Ilość stron: 326
Wydawnictwo: Wydawnictwo Literackie
Ta książka zaskakuje i niech was nie zwiedzie zimowa okładka. To nie jest lekka obyczajówka, ta książka wbija w fotel - jest refleksyjna, melancholijna. Opowiada o śmierci, przeżywaniu, rozstaniu i wyjaśnianiu spraw, które pozostały niewyjaśnione.
Natasza Socha zaprezentowała nam na kartach swojej powieści niezwykle trudny temat śmierci bliskich osób i proces przechodzenia przez poszczególne etapy żałoby aż do pogodzenia się ze stratą. Bardzo ważna w tym procesie jest godzina czasu podarowana tm osobom przez zmarłych przez osoby zmarłe. Godzina na ławeczce w ustronnym miejscu, gdzie wszelkie niedopowiedzenia mogły zostać wyśnione, a atmosfera oczyszczona. Na ławeczce spotka się córka ze zmarłą matką, dwaj przyjaciele, żona ze zmarłym mężem. Te podarowane im chwile są niezapomniane i pozwalają na pogodzenie się i zrozumienie. To niezwykły ważny moment w procesie powracania do normalności.

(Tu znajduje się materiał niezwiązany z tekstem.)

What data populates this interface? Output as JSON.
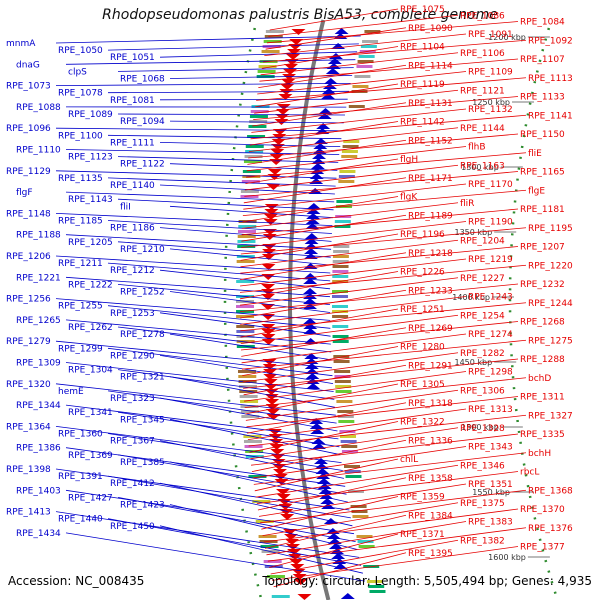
{
  "title": "Rhodopseudomonas palustris BisA53, complete genome",
  "footer": {
    "accession": "Accession: NC_008435",
    "topology": "Topology: circular; Length: 5,505,494 bp; Genes: 4,935"
  },
  "colors": {
    "forward": "#0000cc",
    "reverse": "#e60000",
    "backbone": "#777777",
    "tick": "#2e8b2e"
  },
  "scale_marks": [
    {
      "label": "1200 kbp"
    },
    {
      "label": "1250 kbp"
    },
    {
      "label": "1300 kbp"
    },
    {
      "label": "1350 kbp"
    },
    {
      "label": "1400 kbp"
    },
    {
      "label": "1450 kbp"
    },
    {
      "label": "1500 kbp"
    },
    {
      "label": "1550 kbp"
    },
    {
      "label": "1600 kbp"
    }
  ],
  "left_labels": [
    {
      "text": "mnmA"
    },
    {
      "text": "RPE_1050"
    },
    {
      "text": "RPE_1051"
    },
    {
      "text": "dnaG"
    },
    {
      "text": "clpS"
    },
    {
      "text": "RPE_1068"
    },
    {
      "text": "RPE_1073"
    },
    {
      "text": "RPE_1078"
    },
    {
      "text": "RPE_1081"
    },
    {
      "text": "RPE_1088"
    },
    {
      "text": "RPE_1089"
    },
    {
      "text": "RPE_1094"
    },
    {
      "text": "RPE_1096"
    },
    {
      "text": "RPE_1100"
    },
    {
      "text": "RPE_1111"
    },
    {
      "text": "RPE_1110"
    },
    {
      "text": "RPE_1123"
    },
    {
      "text": "RPE_1122"
    },
    {
      "text": "RPE_1129"
    },
    {
      "text": "RPE_1135"
    },
    {
      "text": "RPE_1140"
    },
    {
      "text": "flgF"
    },
    {
      "text": "RPE_1143"
    },
    {
      "text": "fliI"
    },
    {
      "text": "RPE_1148"
    },
    {
      "text": "RPE_1185"
    },
    {
      "text": "RPE_1186"
    },
    {
      "text": "RPE_1188"
    },
    {
      "text": "RPE_1205"
    },
    {
      "text": "RPE_1210"
    },
    {
      "text": "RPE_1206"
    },
    {
      "text": "RPE_1211"
    },
    {
      "text": "RPE_1212"
    },
    {
      "text": "RPE_1221"
    },
    {
      "text": "RPE_1222"
    },
    {
      "text": "RPE_1252"
    },
    {
      "text": "RPE_1256"
    },
    {
      "text": "RPE_1255"
    },
    {
      "text": "RPE_1253"
    },
    {
      "text": "RPE_1265"
    },
    {
      "text": "RPE_1262"
    },
    {
      "text": "RPE_1278"
    },
    {
      "text": "RPE_1279"
    },
    {
      "text": "RPE_1299"
    },
    {
      "text": "RPE_1290"
    },
    {
      "text": "RPE_1309"
    },
    {
      "text": "RPE_1304"
    },
    {
      "text": "RPE_1321"
    },
    {
      "text": "RPE_1320"
    },
    {
      "text": "hemE"
    },
    {
      "text": "RPE_1323"
    },
    {
      "text": "RPE_1344"
    },
    {
      "text": "RPE_1341"
    },
    {
      "text": "RPE_1345"
    },
    {
      "text": "RPE_1364"
    },
    {
      "text": "RPE_1360"
    },
    {
      "text": "RPE_1367"
    },
    {
      "text": "RPE_1386"
    },
    {
      "text": "RPE_1369"
    },
    {
      "text": "RPE_1385"
    },
    {
      "text": "RPE_1398"
    },
    {
      "text": "RPE_1391"
    },
    {
      "text": "RPE_1412"
    },
    {
      "text": "RPE_1403"
    },
    {
      "text": "RPE_1427"
    },
    {
      "text": "RPE_1423"
    },
    {
      "text": "RPE_1413"
    },
    {
      "text": "RPE_1440"
    },
    {
      "text": "RPE_1450"
    },
    {
      "text": "RPE_1434"
    }
  ],
  "right_labels": [
    {
      "text": "RPE_1075"
    },
    {
      "text": "RPE_1086"
    },
    {
      "text": "RPE_1084"
    },
    {
      "text": "RPE_1090"
    },
    {
      "text": "RPE_1091"
    },
    {
      "text": "RPE_1092"
    },
    {
      "text": "RPE_1104"
    },
    {
      "text": "RPE_1106"
    },
    {
      "text": "RPE_1107"
    },
    {
      "text": "RPE_1114"
    },
    {
      "text": "RPE_1109"
    },
    {
      "text": "RPE_1113"
    },
    {
      "text": "RPE_1119"
    },
    {
      "text": "RPE_1121"
    },
    {
      "text": "RPE_1133"
    },
    {
      "text": "RPE_1131"
    },
    {
      "text": "RPE_1132"
    },
    {
      "text": "RPE_1141"
    },
    {
      "text": "RPE_1142"
    },
    {
      "text": "RPE_1144"
    },
    {
      "text": "RPE_1150"
    },
    {
      "text": "RPE_1152"
    },
    {
      "text": "flhB"
    },
    {
      "text": "fliE"
    },
    {
      "text": "flgH"
    },
    {
      "text": "RPE_1163"
    },
    {
      "text": "RPE_1165"
    },
    {
      "text": "RPE_1171"
    },
    {
      "text": "RPE_1170"
    },
    {
      "text": "flgE"
    },
    {
      "text": "flgK"
    },
    {
      "text": "fliR"
    },
    {
      "text": "RPE_1181"
    },
    {
      "text": "RPE_1189"
    },
    {
      "text": "RPE_1190"
    },
    {
      "text": "RPE_1195"
    },
    {
      "text": "RPE_1196"
    },
    {
      "text": "RPE_1204"
    },
    {
      "text": "RPE_1207"
    },
    {
      "text": "RPE_1218"
    },
    {
      "text": "RPE_1219"
    },
    {
      "text": "RPE_1220"
    },
    {
      "text": "RPE_1226"
    },
    {
      "text": "RPE_1227"
    },
    {
      "text": "RPE_1232"
    },
    {
      "text": "RPE_1233"
    },
    {
      "text": "RPE_1243"
    },
    {
      "text": "RPE_1244"
    },
    {
      "text": "RPE_1251"
    },
    {
      "text": "RPE_1254"
    },
    {
      "text": "RPE_1268"
    },
    {
      "text": "RPE_1269"
    },
    {
      "text": "RPE_1274"
    },
    {
      "text": "RPE_1275"
    },
    {
      "text": "RPE_1280"
    },
    {
      "text": "RPE_1282"
    },
    {
      "text": "RPE_1288"
    },
    {
      "text": "RPE_1291"
    },
    {
      "text": "RPE_1298"
    },
    {
      "text": "bchD"
    },
    {
      "text": "RPE_1305"
    },
    {
      "text": "RPE_1306"
    },
    {
      "text": "RPE_1311"
    },
    {
      "text": "RPE_1318"
    },
    {
      "text": "RPE_1313"
    },
    {
      "text": "RPE_1327"
    },
    {
      "text": "RPE_1322"
    },
    {
      "text": "RPE_1328"
    },
    {
      "text": "RPE_1335"
    },
    {
      "text": "RPE_1336"
    },
    {
      "text": "RPE_1343"
    },
    {
      "text": "bchH"
    },
    {
      "text": "chlL"
    },
    {
      "text": "RPE_1346"
    },
    {
      "text": "rbcL"
    },
    {
      "text": "RPE_1358"
    },
    {
      "text": "RPE_1351"
    },
    {
      "text": "RPE_1368"
    },
    {
      "text": "RPE_1359"
    },
    {
      "text": "RPE_1375"
    },
    {
      "text": "RPE_1370"
    },
    {
      "text": "RPE_1384"
    },
    {
      "text": "RPE_1383"
    },
    {
      "text": "RPE_1376"
    },
    {
      "text": "RPE_1371"
    },
    {
      "text": "RPE_1382"
    },
    {
      "text": "RPE_1377"
    },
    {
      "text": "RPE_1395"
    }
  ]
}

Godzina zagubionych słów to godzina pojednania, ostatniego spotkania, niespotykana i jedyna w swoim rodzaju, jak zostanie wykorzystana zależy tylko od uczestników tego spotkania. Autorka w piękny, wzruszający i melancholijny sposób pokazała trudny temat, który skłania do refleksji.
Tę książkę się przeżywa i o to chodzi o emocje i to jak zapada w pamięć.....
Bardzo lubię książki tej autorki i na pewno przeczytam również tę.
OdpowiedzUsuńPrzeczytałam ją i bardzo mi się podobała. Już od pierwszych stron zaznaczałam cytaty.